Évoquant le degré de gravité de la maladie, Pr El Khorassani affirme que le risque est toujours présent, avec ou sans traitement, car une personne hémophile est sujet à des accidents et peut faire une hémorragie très grave, le saignement s’avère donc plus dangereux en cas d’indisponibilité de médicaments. Le problème se pose surtout chez les personnes qui ignorent être atteintes de la maladie car elles peuvent faire une grave hémorragie sans savoir que c’est dû à leur hémophilie.

Ce sont les séquelles qui constituent le véritable souci, étant donné que les hémophiles sont également susceptibles d’avoir des saignements au niveau du cerveau et subir donc des séquelles cérébrales comme l’infirmité motrice ou à l’intérieur de leurs articulations, poursuit-t-il, expliquant que si la personne n’avait pas reçu un traitement d’une manière préventive ou ne le prend pas immédiatement, le sang qui s’accumule au niveau des articulations va causer des lésions articulaires qui seraient à l’origine d’un handicap.

Aussi professeur d'hématologie pédiatrique à la faculté de médecine de Rabat, Pr Mohamed El Khorassani recommande, en ce sens, de suivre les consultations régulièrement chez le médecin spécialiste, d’avoir une bonne hygiène de vie, d’éviter les blessures et les saignements et de faire son injection immédiatement dès qu’une douleur se manifeste.

Aujourd’hui, il est désormais possible de guérir de l’hémophilie grâce aux avancées thérapeutiques en matière de génie génétique, surtout pour l’hémophilie B, se félicite-t-il, précisant que les études cliniques ont déjà commencé à donner des résultats très prometteurs permettant de proposer de la thérapie génique pour cette maladie.

On est dans la troisième phase des études cliniques, au cours de laquelle le traitement est testé chez les patients hémophiles, enchaîne-t-il, faisant observer que les gènes commencent à fabriquer le facteur IX chez ces patients, dans l’attente de la quatrième phase où le traitement sera disponible pour les patients d’une manière générale, dans trois ou quatre ans.

Au Maroc, la première base de données électronique de l’hémophilie et des maladies hémorragiques constitutionnelles a été lancée, le 22 septembre 2022 à Rabat, à l’Hôpital de l’Enfant relevant du Centre hospitalier universitaire (CHU) Ibn Sina de la capitale.
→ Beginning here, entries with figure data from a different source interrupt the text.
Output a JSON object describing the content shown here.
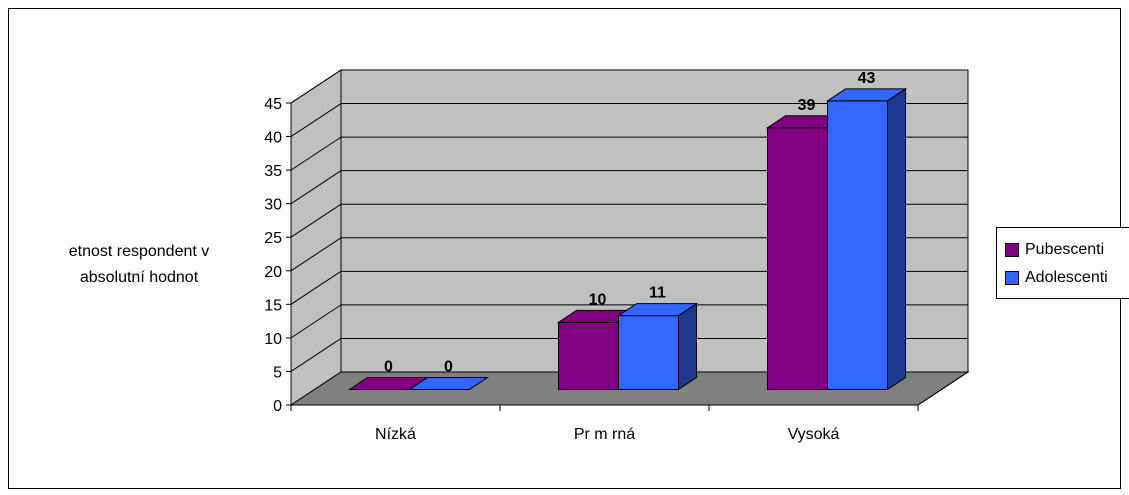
{
  "chart_data": {
    "type": "bar",
    "title": "",
    "ylabel_line1": "etnost respondent   v",
    "ylabel_line2": "absolutní hodnot",
    "xlabel": "",
    "categories": [
      "Nízká",
      "Pr  m  rná",
      "Vysoká"
    ],
    "ylim": [
      0,
      45
    ],
    "yticks": [
      "0",
      "5",
      "10",
      "15",
      "20",
      "25",
      "30",
      "35",
      "40",
      "45"
    ],
    "grid": true,
    "legend_position": "right",
    "series": [
      {
        "name": "Pubescenti",
        "values": [
          0,
          10,
          39
        ],
        "color": "#800080"
      },
      {
        "name": "Adolescenti",
        "values": [
          0,
          11,
          43
        ],
        "color": "#3366FF"
      }
    ]
  },
  "legend": {
    "items": [
      {
        "label": "Pubescenti",
        "color": "#800080"
      },
      {
        "label": "Adolescenti",
        "color": "#3366FF"
      }
    ]
  }
}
Ce projet, lancé en vertu de la convention de partenariat signée entre le CHU Ibn Sina et les laboratoires Novo nordisk pharma le 16 avril 2021, s’inscrit dans le cadre de la stratégie du ministère de la Santé et de la Protection Sociale, qui prévoit dans l’axe 23 de son plan national Santé 2025, la mise en place d’un système national intégré de données sanitaires.
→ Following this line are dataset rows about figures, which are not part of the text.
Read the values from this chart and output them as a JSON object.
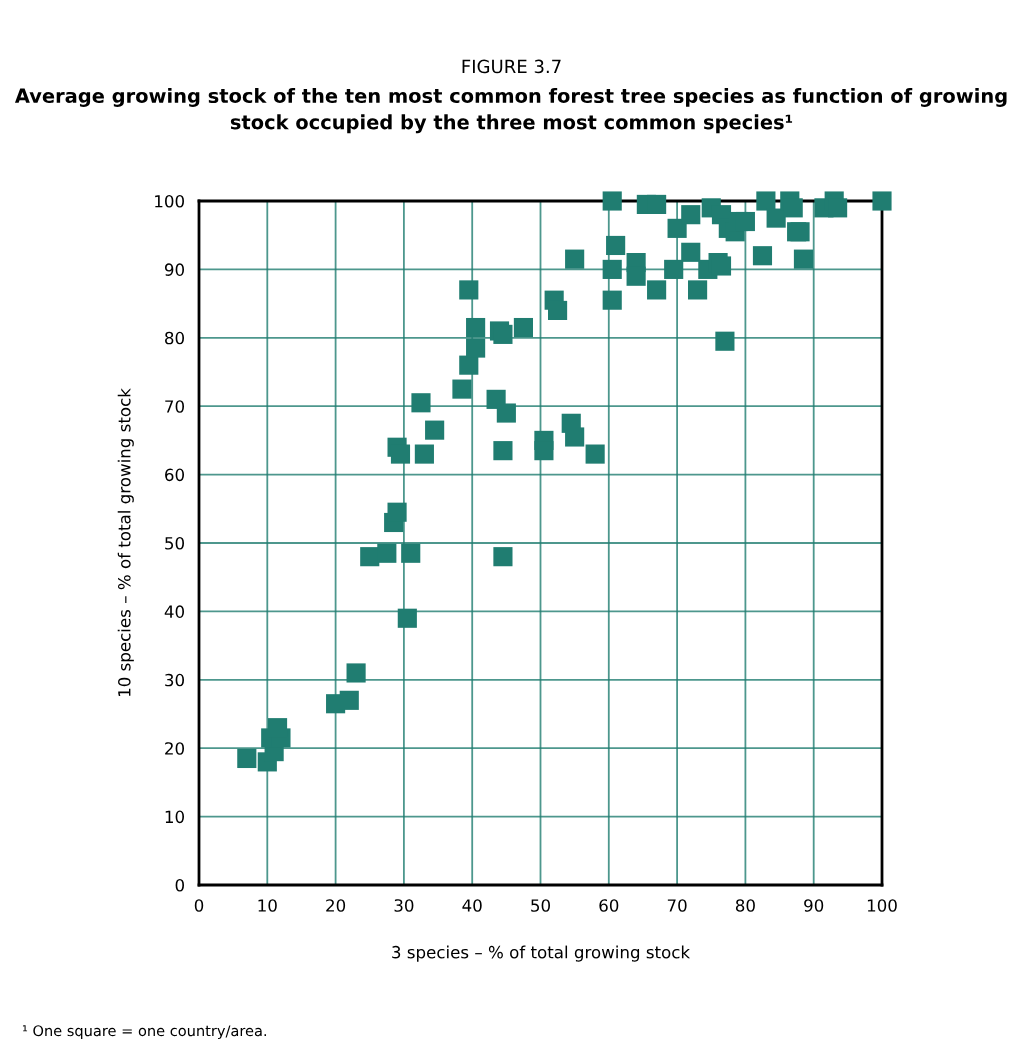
{
  "chart_data": {
    "type": "scatter",
    "title": "FIGURE 3.7",
    "subtitle": "Average growing stock of the ten most common forest tree species as function of growing stock occupied by the three most common species¹",
    "xlabel": "3 species – % of total growing stock",
    "ylabel": "10 species – % of total growing stock",
    "annotations": [
      "¹ One square = one country/area."
    ],
    "series": [
      {
        "color": "#207d71",
        "x": [
          7,
          10,
          11,
          10.5,
          12,
          11.5,
          20,
          22,
          23,
          25,
          27.5,
          28.5,
          29,
          31,
          30.5,
          29,
          29.5,
          32.5,
          33,
          34.5,
          38.5,
          39.5,
          39.5,
          40.5,
          40.5,
          43.5,
          44,
          44.5,
          44.5,
          44.5,
          45,
          47.5,
          50.5,
          50.5,
          52,
          52.5,
          54.5,
          55,
          55,
          58,
          60.5,
          60.5,
          60.5,
          61,
          64,
          64,
          65.5,
          67,
          67,
          69.5,
          70,
          72,
          72,
          73,
          74.5,
          75,
          76,
          76.5,
          76.5,
          77,
          77.5,
          78.5,
          79,
          80,
          82.5,
          83,
          84.5,
          86.5,
          87,
          87.5,
          88,
          88.5,
          91.5,
          93,
          93.5,
          100
        ],
        "values": [
          18.5,
          18,
          19.5,
          21.5,
          21.5,
          23,
          26.5,
          27,
          31,
          48,
          48.5,
          53,
          54.5,
          48.5,
          39,
          64,
          63,
          70.5,
          63,
          66.5,
          72.5,
          76,
          87,
          81.5,
          78.5,
          71,
          81,
          80.5,
          63.5,
          48,
          69,
          81.5,
          65,
          63.5,
          85.5,
          84,
          67.5,
          65.5,
          91.5,
          63,
          90,
          85.5,
          100,
          93.5,
          91,
          89,
          99.5,
          99.5,
          87,
          90,
          96,
          98,
          92.5,
          87,
          90,
          99,
          91,
          90.5,
          98,
          79.5,
          96,
          95.5,
          97,
          97,
          92,
          100,
          97.5,
          100,
          99,
          95.5,
          95.5,
          91.5,
          99,
          100,
          99,
          100
        ]
      }
    ],
    "xlim": [
      0,
      100
    ],
    "ylim": [
      0,
      100
    ],
    "xticks": [
      0,
      10,
      20,
      30,
      40,
      50,
      60,
      70,
      80,
      90,
      100
    ],
    "yticks": [
      0,
      10,
      20,
      30,
      40,
      50,
      60,
      70,
      80,
      90,
      100
    ],
    "grid": true,
    "marker": "square"
  }
}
Mis en place au sein du service d’oncologie de l’hôpital des enfants et de l’unité de soins d’urgence du CHU Ibn Sina de Rabat, ce projet vise à fournir des informations relatives à la prise en charge médicale de l’hémophilie et des autres maladies hémorragiques constitutionnelles, et permet de tracer la progression des plans nationaux mis en œuvre.